Russian chain stores that shut down due to the war are reopening under different brand names. There has been limited retreat of EU and G7 firms from Russia. So the impression that there has been a vast exodus of western firms is a mistake. Less than 10 per cent of EU and G7 companies with Russian subsidiaries have divested. When Russia invaded, there were 1,404 EU and G7-based companies and a total of 2,405 subsidiaries active in Russia. But only about 120 of these companies have divested at least one subsidiary in Russia.

There were more confirmed exits by US-based companies than those based in Europe and Japan. But even among the US companies fewer than 18 per cent subsidiaries operating in Russia have been completely divested since the invasion began. By contrast, 15 per cent of Japanese firms and only 8.3 per cent of EU firms have divested from Russia. Of those who have left their Russian subsidiaries in place, 19.5 per cent are German and 12.4 per cent are US-owned.

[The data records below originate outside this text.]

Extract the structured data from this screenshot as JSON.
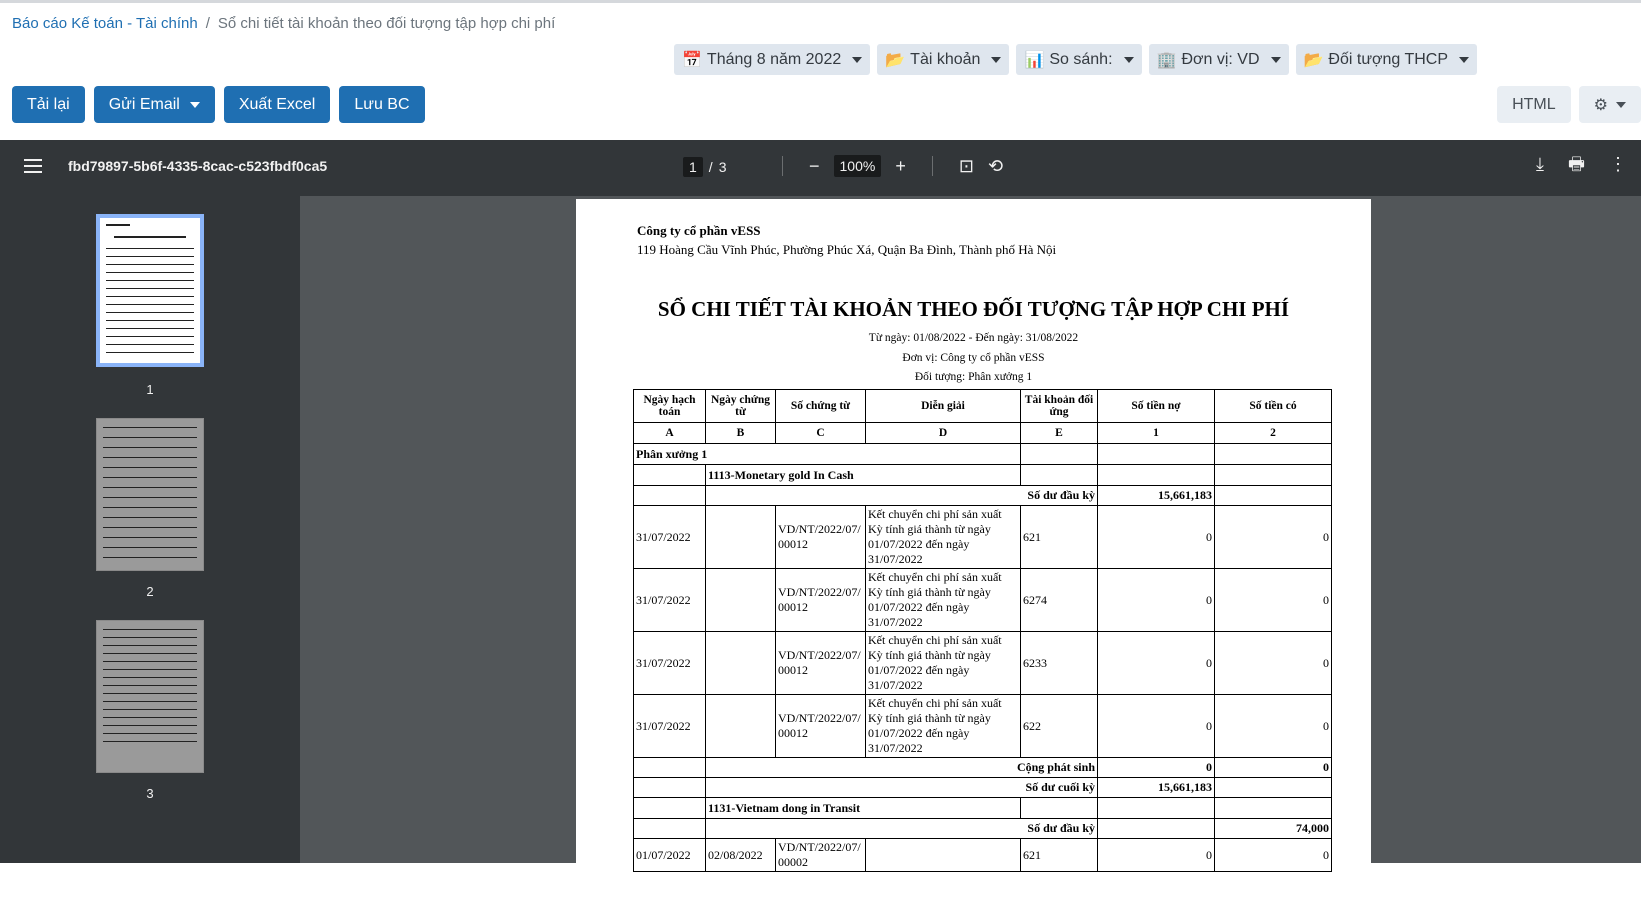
{
  "breadcrumb": {
    "root": "Báo cáo Kế toán - Tài chính",
    "separator": "/",
    "current": "Sổ chi tiết tài khoản theo đối tượng tập hợp chi phí"
  },
  "filters": {
    "period": "Tháng 8 năm 2022",
    "account": "Tài khoản",
    "compare": "So sánh:",
    "unit": "Đơn vị: VD",
    "object": "Đối tượng THCP"
  },
  "actions": {
    "reload": "Tải lại",
    "email": "Gửi Email",
    "excel": "Xuất Excel",
    "save": "Lưu BC",
    "html": "HTML"
  },
  "viewer": {
    "doc_name": "fbd79897-5b6f-4335-8cac-c523fbdf0ca5",
    "current_page": "1",
    "page_sep": "/",
    "total_pages": "3",
    "zoom": "100%",
    "thumbs": [
      "1",
      "2",
      "3"
    ]
  },
  "report": {
    "company": "Công ty cổ phần vESS",
    "address": "119 Hoàng Cầu Vĩnh Phúc, Phường Phúc Xá, Quận Ba Đình, Thành phố Hà Nội",
    "title": "SỔ CHI TIẾT TÀI KHOẢN THEO ĐỐI TƯỢNG TẬP HỢP CHI PHÍ",
    "date_range": "Từ ngày: 01/08/2022 - Đến ngày: 31/08/2022",
    "unit": "Đơn vị: Công ty cổ phần vESS",
    "object": "Đối tượng: Phân xưởng 1",
    "headers": [
      "Ngày hạch toán",
      "Ngày chứng từ",
      "Số chứng từ",
      "Diễn giải",
      "Tài khoản đối ứng",
      "Số tiền nợ",
      "Số tiền có"
    ],
    "header_codes": [
      "A",
      "B",
      "C",
      "D",
      "E",
      "1",
      "2"
    ],
    "group": "Phân xưởng 1",
    "account1": {
      "name": "1113-Monetary gold In Cash",
      "opening_label": "Số dư đầu kỳ",
      "opening_debit": "15,661,183",
      "rows": [
        {
          "post": "31/07/2022",
          "doc_date": "",
          "doc_no": "VD/NT/2022/07/00012",
          "desc": "Kết chuyển chi phí sản xuất Kỳ tính giá thành từ ngày 01/07/2022 đến ngày 31/07/2022",
          "acc": "621",
          "debit": "0",
          "credit": "0"
        },
        {
          "post": "31/07/2022",
          "doc_date": "",
          "doc_no": "VD/NT/2022/07/00012",
          "desc": "Kết chuyển chi phí sản xuất Kỳ tính giá thành từ ngày 01/07/2022 đến ngày 31/07/2022",
          "acc": "6274",
          "debit": "0",
          "credit": "0"
        },
        {
          "post": "31/07/2022",
          "doc_date": "",
          "doc_no": "VD/NT/2022/07/00012",
          "desc": "Kết chuyển chi phí sản xuất Kỳ tính giá thành từ ngày 01/07/2022 đến ngày 31/07/2022",
          "acc": "6233",
          "debit": "0",
          "credit": "0"
        },
        {
          "post": "31/07/2022",
          "doc_date": "",
          "doc_no": "VD/NT/2022/07/00012",
          "desc": "Kết chuyển chi phí sản xuất Kỳ tính giá thành từ ngày 01/07/2022 đến ngày 31/07/2022",
          "acc": "622",
          "debit": "0",
          "credit": "0"
        }
      ],
      "total_label": "Cộng phát sinh",
      "total_debit": "0",
      "total_credit": "0",
      "closing_label": "Số dư cuối kỳ",
      "closing_debit": "15,661,183"
    },
    "account2": {
      "name": "1131-Vietnam dong in Transit",
      "opening_label": "Số dư đầu kỳ",
      "opening_credit": "74,000",
      "row": {
        "post": "01/07/2022",
        "doc_date": "02/08/2022",
        "doc_no": "VD/NT/2022/07/00002",
        "acc": "621",
        "debit": "0",
        "credit": "0"
      }
    }
  }
}
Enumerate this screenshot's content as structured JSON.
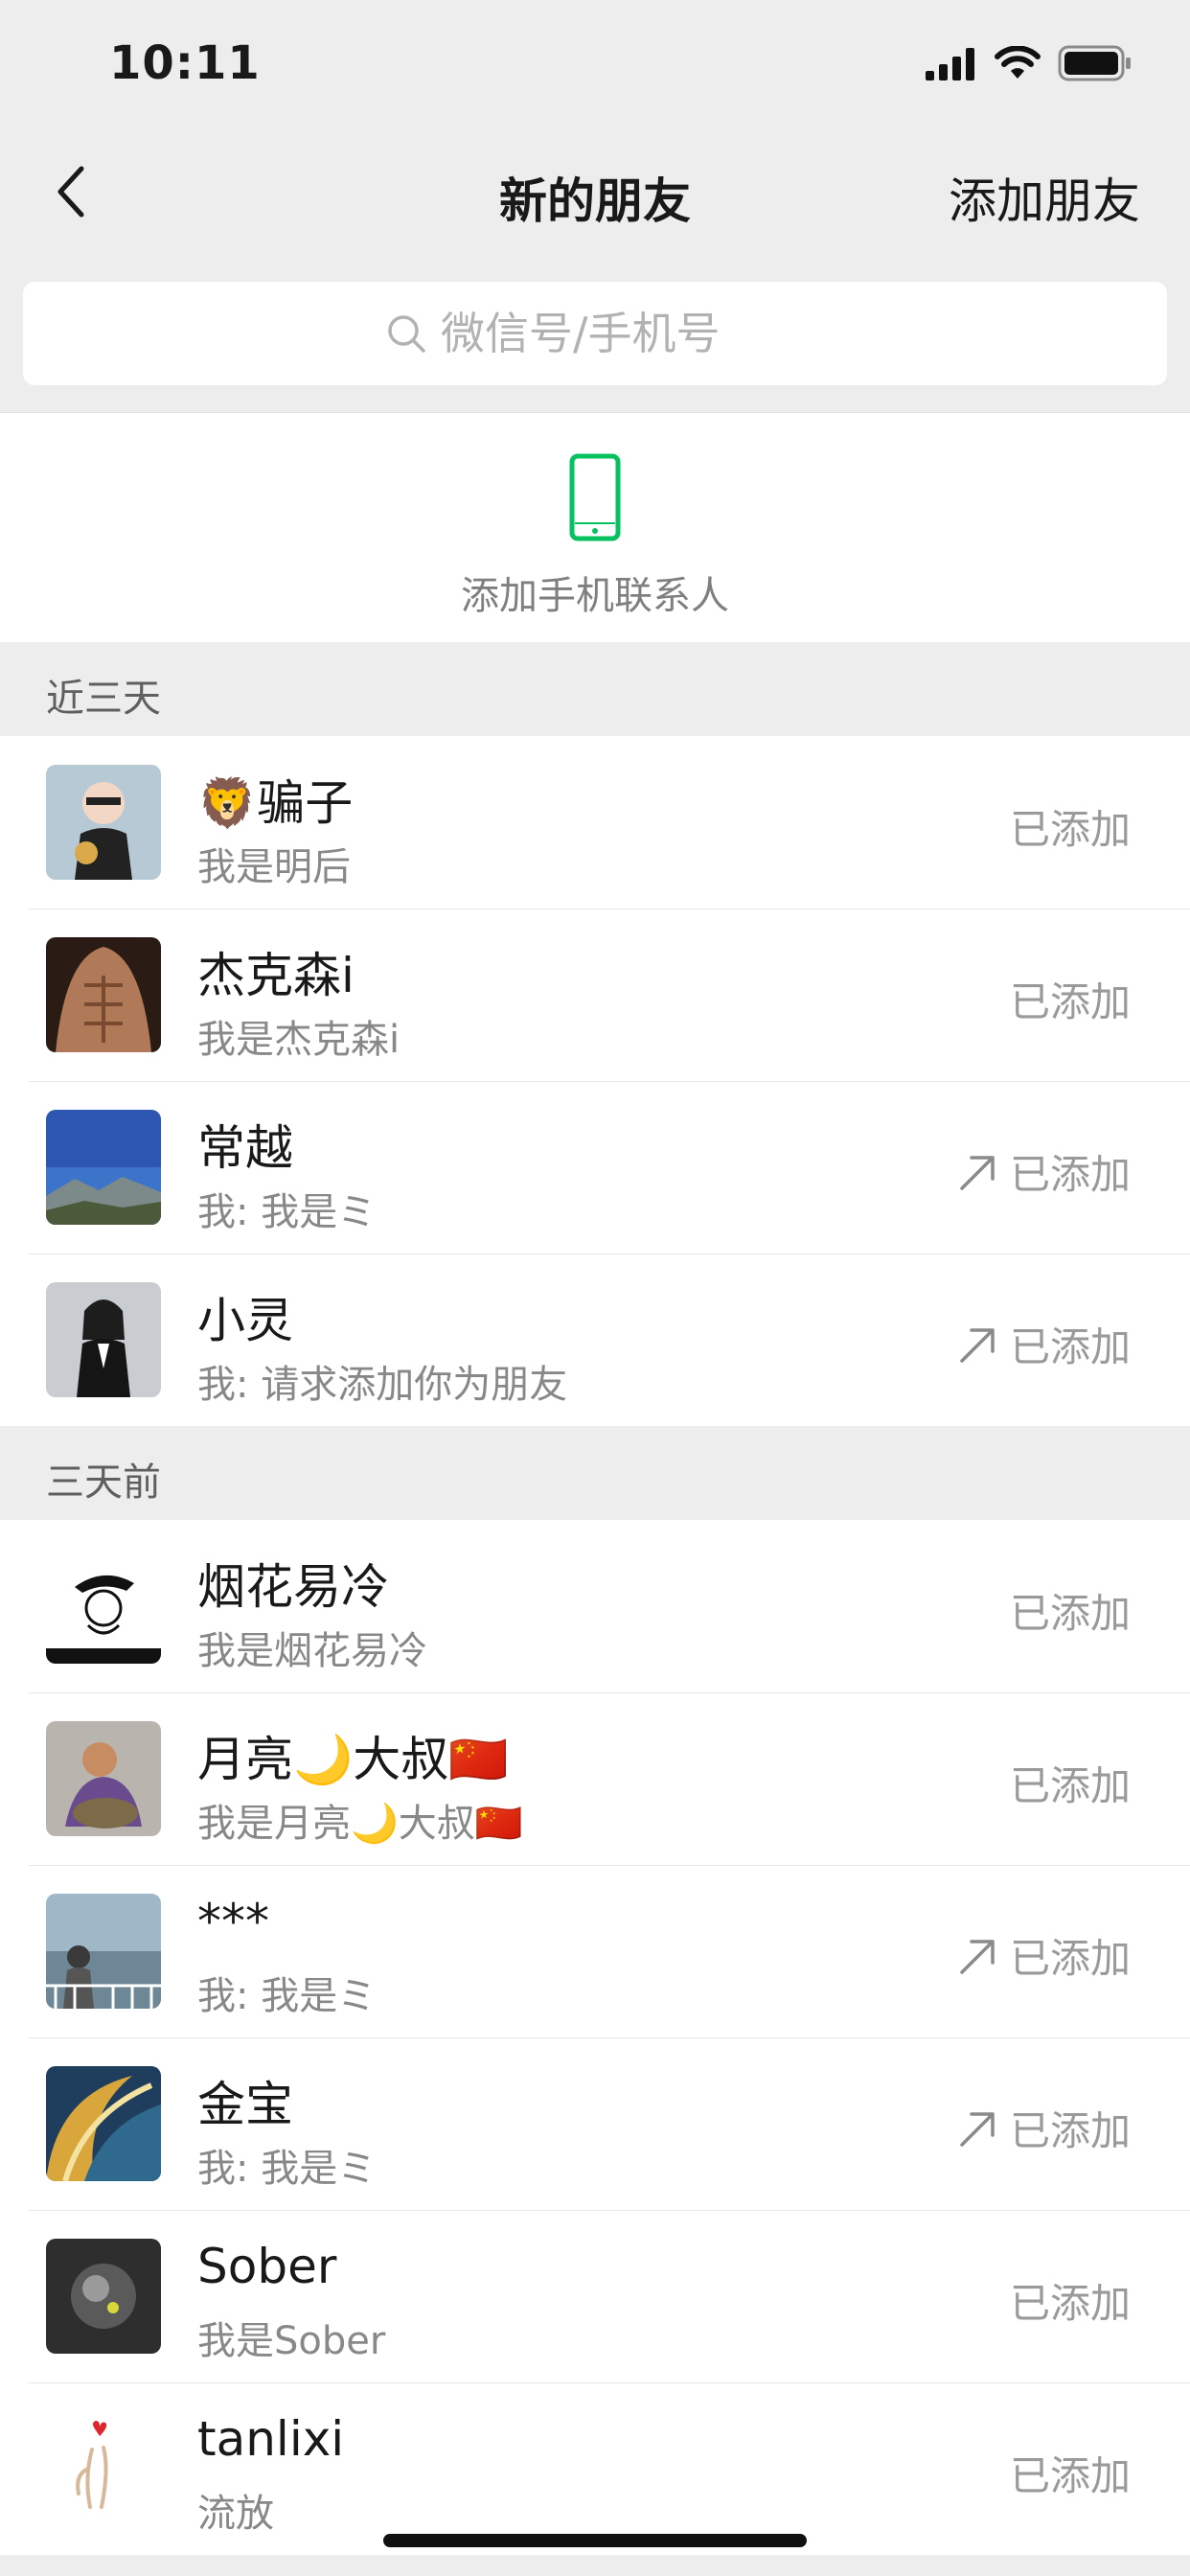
{
  "status_bar": {
    "time": "10:11"
  },
  "nav": {
    "title": "新的朋友",
    "action": "添加朋友"
  },
  "search": {
    "placeholder": "微信号/手机号"
  },
  "add_contacts": {
    "label": "添加手机联系人"
  },
  "sections": [
    {
      "title": "近三天",
      "rows": [
        {
          "name": "🦁骗子",
          "message": "我是明后",
          "status": "已添加",
          "outgoing": false
        },
        {
          "name": "杰克森i",
          "message": "我是杰克森i",
          "status": "已添加",
          "outgoing": false
        },
        {
          "name": "常越",
          "message": "我: 我是ミ",
          "status": "已添加",
          "outgoing": true
        },
        {
          "name": "小灵",
          "message": "我: 请求添加你为朋友",
          "status": "已添加",
          "outgoing": true
        }
      ]
    },
    {
      "title": "三天前",
      "rows": [
        {
          "name": "烟花易冷",
          "message": "我是烟花易冷",
          "status": "已添加",
          "outgoing": false
        },
        {
          "name": "月亮🌙大叔🇨🇳",
          "message": "我是月亮🌙大叔🇨🇳",
          "status": "已添加",
          "outgoing": false
        },
        {
          "name": "***",
          "message": "我: 我是ミ",
          "status": "已添加",
          "outgoing": true
        },
        {
          "name": "金宝",
          "message": "我: 我是ミ",
          "status": "已添加",
          "outgoing": true
        },
        {
          "name": "Sober",
          "message": "我是Sober",
          "status": "已添加",
          "outgoing": false
        },
        {
          "name": "tanlixi",
          "message": "流放",
          "status": "已添加",
          "outgoing": false
        }
      ]
    }
  ],
  "colors": {
    "background": "#ededed",
    "accent": "#07c160",
    "secondary_text": "#888888"
  }
}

Exiting western firms account for only 6.5 per cent of the total profit before tax of EU and G7 firms with active commercial operations in Russia.They, meanwhile, accounted for 15.3 per cent of the total number of employees working for such firms in Russia.This indicates that, on an average, the exiting firms tended to have lower profitability and larger workforce than the firms that remain in Russia. These findings call into question the willingness of western firms to decouple from economies their governments now deem to be geopolitical rivals. Opportunities for Bangladesh

However western brands reopening businesses under new names in Russian markets have spelled optimism and opportunities for Bangladesh apparel exporters. H&M and Inditex have launched business offices in Dubai under new names to circumvent the political pressure and these new companies are doing business with Bangladesh.

They source fabrics from and import goods made in Bangladesh through third countries like Turkey. Bangladesh’s apparel exports to Turkey and the United Arab Emirates increased 83 per cent and 22 per cent respectively between July to December in fiscal year 2023 over the same period last year. But despite buyer’s interest of doing business through an alternative route, it is risky as Bangladesh’s exporters receive delayed payments.